Wird Radioaktivität unbekannter Herkunft festgestellt oder besteht der Verdacht, dass sie aus illegalen Aktivitäten stammt, wird die Schweiz das Ereignis der IAEA melden, wie dies beispielsweise 2017 beim Nachweis von Ruthenium-106 im Tessin der Fall war,
Umgebungsluft wird mit einem Durchsatz von 600 m³/h über einen geheizten Ansaugkopf durch einen 40 × 50 cm grossen Filter geleitet. Eine geregelte Pumpe sorgt für einen konstanten Luftstrom. Unter dem Filter ist ein empfindlicher Germanium-Detektor (HPGe, 40%) installiert der fortlaufend ein Gammaspektrum mit hoher Energieauflösung aufzeichnet.

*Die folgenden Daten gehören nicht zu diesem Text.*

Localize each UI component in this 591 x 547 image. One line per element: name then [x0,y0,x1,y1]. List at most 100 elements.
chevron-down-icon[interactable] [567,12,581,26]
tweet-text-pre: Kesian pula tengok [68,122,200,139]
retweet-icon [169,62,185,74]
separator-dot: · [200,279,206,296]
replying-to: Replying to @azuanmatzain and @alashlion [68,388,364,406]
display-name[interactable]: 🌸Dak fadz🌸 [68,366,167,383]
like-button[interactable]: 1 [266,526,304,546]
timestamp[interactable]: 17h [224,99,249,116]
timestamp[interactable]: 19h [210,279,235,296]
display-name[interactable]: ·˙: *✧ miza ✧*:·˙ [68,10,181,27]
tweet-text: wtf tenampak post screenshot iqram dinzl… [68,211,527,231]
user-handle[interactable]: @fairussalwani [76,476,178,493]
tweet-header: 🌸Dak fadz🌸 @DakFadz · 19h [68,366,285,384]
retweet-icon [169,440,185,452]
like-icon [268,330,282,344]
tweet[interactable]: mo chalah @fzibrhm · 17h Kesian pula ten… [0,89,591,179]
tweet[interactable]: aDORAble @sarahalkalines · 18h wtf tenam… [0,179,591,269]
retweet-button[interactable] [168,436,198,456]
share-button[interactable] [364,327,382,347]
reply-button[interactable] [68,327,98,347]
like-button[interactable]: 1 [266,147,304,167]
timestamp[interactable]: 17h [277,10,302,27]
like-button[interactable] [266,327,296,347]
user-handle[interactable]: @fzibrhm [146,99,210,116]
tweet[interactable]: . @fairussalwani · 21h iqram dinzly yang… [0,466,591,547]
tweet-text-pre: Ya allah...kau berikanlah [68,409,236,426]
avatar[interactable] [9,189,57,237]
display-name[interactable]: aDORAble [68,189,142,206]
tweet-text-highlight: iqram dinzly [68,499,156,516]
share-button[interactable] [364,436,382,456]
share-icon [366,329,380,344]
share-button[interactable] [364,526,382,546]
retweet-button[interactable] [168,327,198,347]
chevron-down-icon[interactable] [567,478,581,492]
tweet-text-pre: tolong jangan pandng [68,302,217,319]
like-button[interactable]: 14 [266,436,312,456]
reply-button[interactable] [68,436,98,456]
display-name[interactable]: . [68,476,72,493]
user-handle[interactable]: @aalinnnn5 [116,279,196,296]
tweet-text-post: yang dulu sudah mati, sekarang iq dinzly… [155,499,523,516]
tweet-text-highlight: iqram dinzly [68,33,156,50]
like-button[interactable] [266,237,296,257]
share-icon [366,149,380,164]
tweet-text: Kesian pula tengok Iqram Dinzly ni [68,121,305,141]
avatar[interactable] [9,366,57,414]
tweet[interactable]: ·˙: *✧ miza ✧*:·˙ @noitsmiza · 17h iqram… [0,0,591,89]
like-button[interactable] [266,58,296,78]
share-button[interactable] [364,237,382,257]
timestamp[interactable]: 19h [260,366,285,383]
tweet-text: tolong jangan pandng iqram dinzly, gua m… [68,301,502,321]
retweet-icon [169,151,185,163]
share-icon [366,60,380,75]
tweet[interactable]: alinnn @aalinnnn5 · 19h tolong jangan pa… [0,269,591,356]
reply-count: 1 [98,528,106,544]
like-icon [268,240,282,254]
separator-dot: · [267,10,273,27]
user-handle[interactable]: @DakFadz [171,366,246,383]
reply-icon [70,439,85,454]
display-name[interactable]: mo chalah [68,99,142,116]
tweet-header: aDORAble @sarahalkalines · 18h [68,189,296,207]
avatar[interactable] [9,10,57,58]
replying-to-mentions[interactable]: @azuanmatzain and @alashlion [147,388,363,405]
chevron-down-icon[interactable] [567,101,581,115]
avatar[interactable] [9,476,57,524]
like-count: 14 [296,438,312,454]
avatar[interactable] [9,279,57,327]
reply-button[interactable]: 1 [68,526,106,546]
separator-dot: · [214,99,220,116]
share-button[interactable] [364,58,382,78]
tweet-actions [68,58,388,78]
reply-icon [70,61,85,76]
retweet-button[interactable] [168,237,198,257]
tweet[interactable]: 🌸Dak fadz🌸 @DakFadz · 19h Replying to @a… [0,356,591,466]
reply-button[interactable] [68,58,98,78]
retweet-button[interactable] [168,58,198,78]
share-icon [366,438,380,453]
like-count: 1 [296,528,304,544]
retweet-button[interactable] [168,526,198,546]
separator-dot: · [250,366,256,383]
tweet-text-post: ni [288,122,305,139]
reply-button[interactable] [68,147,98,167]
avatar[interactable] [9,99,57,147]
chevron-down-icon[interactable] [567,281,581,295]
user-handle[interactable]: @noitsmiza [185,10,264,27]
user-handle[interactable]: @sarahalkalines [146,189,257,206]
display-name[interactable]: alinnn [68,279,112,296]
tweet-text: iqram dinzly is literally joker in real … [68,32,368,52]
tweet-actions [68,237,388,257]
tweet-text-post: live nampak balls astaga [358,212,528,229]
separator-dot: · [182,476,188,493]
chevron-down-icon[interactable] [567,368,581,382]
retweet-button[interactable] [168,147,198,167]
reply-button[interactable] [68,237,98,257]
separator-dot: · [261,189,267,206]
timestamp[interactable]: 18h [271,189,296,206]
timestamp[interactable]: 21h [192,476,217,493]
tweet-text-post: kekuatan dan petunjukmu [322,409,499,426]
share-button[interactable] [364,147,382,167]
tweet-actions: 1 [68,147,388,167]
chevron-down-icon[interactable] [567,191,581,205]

Der Detektor muss mit einer elektrischen Kühlung auf -160°C abgekühlt werden. Die Steuerung der gesamten Anlage erfolgt über die HVS-Control Software. Sie gibt der SPS (speicherprogrammierbare Steuerung) Anweisungen, kommuniziert mit dem Detektor und ist für den Datenaustausch zuständig. Die SPS verarbeitet die Signale der diversen Sensoren (Temperatur im Ansaugkopf, Temperatur und Frequenz der Pumpe, etc.) und steuert die verschiedenen Komponenten.
Die Auswertung der Signale des Gammaspektrometers geschieht durch einen Multichannel Analyzer und einer eigenen Software.